The indictment of Lafarge is a game changer in the discussion on corporate criminal liability for human rights violations. It marks the first time worldwide that a corporation is indicted for the financing of terrorist enterprises and for complicity in crimes against humanity. It is also the first time in France that a parent company is being held responsible for the actions undertaken by one of its subsidiaries abroad. Nevertheless, despite this unquestionable novelty, Lafarge’s indictment is by no means a totally unexpected development. Since there is currently no international criminal court with jurisdiction over legal persons, corporate criminal liability cannot be pursued at the international level. Rather, this process must necessarily begin at the national level through the practice of domestic courts and actors.  The US Supreme Court might have been right in stating in the Jesner et al. v Arab Bank, PLC case that the international community had not yet taken the step towards a universal, specific and obligatory standard of corporate liability for offences in violation of human rights protections. Yet the Lafarge case is clearly a first step in that direction. Its value lies in its potential to set an important precedent for all multinationals that engage in economic activity around armed conflicts and which are therefore at a high risk of contributing to human rights violations.

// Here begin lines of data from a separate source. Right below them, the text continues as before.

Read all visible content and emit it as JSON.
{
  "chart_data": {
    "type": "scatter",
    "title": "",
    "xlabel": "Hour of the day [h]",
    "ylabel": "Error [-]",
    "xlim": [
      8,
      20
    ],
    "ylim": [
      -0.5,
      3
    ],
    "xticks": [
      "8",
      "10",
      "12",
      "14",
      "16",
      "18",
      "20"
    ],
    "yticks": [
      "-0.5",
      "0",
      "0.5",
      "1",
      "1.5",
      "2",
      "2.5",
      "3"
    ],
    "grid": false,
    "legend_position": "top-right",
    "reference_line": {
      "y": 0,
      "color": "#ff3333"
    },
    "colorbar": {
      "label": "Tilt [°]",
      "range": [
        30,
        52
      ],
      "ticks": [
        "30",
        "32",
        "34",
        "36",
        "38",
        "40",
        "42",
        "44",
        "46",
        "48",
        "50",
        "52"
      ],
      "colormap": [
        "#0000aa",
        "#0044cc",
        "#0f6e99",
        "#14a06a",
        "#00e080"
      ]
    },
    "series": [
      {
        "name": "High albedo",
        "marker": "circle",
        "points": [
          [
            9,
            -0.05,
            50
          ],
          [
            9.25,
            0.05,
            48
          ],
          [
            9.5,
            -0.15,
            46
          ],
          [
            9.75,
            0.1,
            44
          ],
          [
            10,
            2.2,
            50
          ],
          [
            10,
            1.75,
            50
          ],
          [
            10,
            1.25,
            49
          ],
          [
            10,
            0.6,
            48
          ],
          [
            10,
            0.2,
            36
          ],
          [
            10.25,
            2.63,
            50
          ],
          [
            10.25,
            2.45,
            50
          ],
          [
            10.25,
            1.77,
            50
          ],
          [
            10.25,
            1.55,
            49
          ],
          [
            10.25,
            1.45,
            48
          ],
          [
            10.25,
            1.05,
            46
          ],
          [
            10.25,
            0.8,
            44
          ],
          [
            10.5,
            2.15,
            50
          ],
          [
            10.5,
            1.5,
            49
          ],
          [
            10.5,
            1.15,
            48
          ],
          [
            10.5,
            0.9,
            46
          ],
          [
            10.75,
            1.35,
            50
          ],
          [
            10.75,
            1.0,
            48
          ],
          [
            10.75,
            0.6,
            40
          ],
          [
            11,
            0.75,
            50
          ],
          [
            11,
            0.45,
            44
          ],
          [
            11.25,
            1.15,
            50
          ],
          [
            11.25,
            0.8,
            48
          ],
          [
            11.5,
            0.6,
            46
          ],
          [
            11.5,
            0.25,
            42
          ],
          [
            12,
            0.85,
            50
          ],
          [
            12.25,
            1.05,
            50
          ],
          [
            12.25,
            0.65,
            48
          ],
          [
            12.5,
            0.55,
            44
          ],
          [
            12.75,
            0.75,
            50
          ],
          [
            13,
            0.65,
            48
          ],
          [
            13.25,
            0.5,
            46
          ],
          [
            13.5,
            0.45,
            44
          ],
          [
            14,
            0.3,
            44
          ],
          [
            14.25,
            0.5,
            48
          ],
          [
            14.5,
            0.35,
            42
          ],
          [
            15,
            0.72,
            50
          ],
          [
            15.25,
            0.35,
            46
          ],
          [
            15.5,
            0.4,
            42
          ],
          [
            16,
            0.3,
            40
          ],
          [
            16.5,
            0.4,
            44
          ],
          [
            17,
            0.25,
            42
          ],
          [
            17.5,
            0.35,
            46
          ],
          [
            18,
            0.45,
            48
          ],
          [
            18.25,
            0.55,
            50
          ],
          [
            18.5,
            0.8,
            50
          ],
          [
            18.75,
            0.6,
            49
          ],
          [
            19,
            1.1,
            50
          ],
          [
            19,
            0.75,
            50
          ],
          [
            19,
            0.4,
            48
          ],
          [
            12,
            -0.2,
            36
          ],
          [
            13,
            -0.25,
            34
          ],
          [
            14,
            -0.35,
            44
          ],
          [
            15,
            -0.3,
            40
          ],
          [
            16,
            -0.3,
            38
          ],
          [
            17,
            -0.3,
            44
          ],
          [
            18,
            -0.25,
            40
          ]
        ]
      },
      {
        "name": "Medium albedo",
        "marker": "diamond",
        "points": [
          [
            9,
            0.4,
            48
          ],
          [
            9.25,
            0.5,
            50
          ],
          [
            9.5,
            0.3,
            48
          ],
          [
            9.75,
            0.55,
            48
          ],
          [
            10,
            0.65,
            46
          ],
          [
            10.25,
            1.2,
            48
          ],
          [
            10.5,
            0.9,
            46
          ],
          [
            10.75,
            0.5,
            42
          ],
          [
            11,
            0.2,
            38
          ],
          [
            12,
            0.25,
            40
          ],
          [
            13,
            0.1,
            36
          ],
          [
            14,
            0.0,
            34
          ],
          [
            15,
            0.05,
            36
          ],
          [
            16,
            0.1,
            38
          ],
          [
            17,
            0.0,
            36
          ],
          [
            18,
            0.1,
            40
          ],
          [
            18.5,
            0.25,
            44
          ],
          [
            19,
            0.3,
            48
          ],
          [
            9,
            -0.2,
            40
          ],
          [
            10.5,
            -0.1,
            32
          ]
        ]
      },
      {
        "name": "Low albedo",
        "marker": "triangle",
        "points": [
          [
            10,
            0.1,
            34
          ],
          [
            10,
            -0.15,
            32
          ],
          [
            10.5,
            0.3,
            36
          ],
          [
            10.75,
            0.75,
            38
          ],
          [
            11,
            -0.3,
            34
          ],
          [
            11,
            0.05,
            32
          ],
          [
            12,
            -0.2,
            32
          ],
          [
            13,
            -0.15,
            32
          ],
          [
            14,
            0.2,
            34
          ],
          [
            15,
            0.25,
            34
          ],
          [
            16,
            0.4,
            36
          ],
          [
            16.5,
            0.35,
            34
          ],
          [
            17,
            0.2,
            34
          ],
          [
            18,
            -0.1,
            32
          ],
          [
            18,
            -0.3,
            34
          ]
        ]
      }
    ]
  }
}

[1]           In French: “Selon Le Monde, le groupe Lafarge aurait ainsi payé à Daech diverses taxes en échange de la circulation de ses marchandises et de ses salariés et se serait approvisionné en matières premières [...] Les éléments auxquels le Rapporteur a pu avoir accès ne confirment en rien ces accusations. Rien ne permet d’établir que le groupe, ou ses entités locales, ont participé, directement ou indirectement, ni même de façon passive, au financement de Daech”. See here at page 90.

[2]          In French: Les deux associations, avec 11 anciens salariés, avaient été les premières à lancer une plainte pour «financement du terrorisme» contre Lafarge, qui a fusionné avec le Suisse Holcim en 2015, en visant aussi la «complicité de crimes contre l'humanité et de crimes de guerre».

Si le parquet de Paris avait écarté ces deux qualifications à l'ouverture de l'instruction en juin 2017, les juges estiment que ces faits ont «vocation à être instruits», selon une ordonnance du 18 avril dont a eu connaissance l'AFP.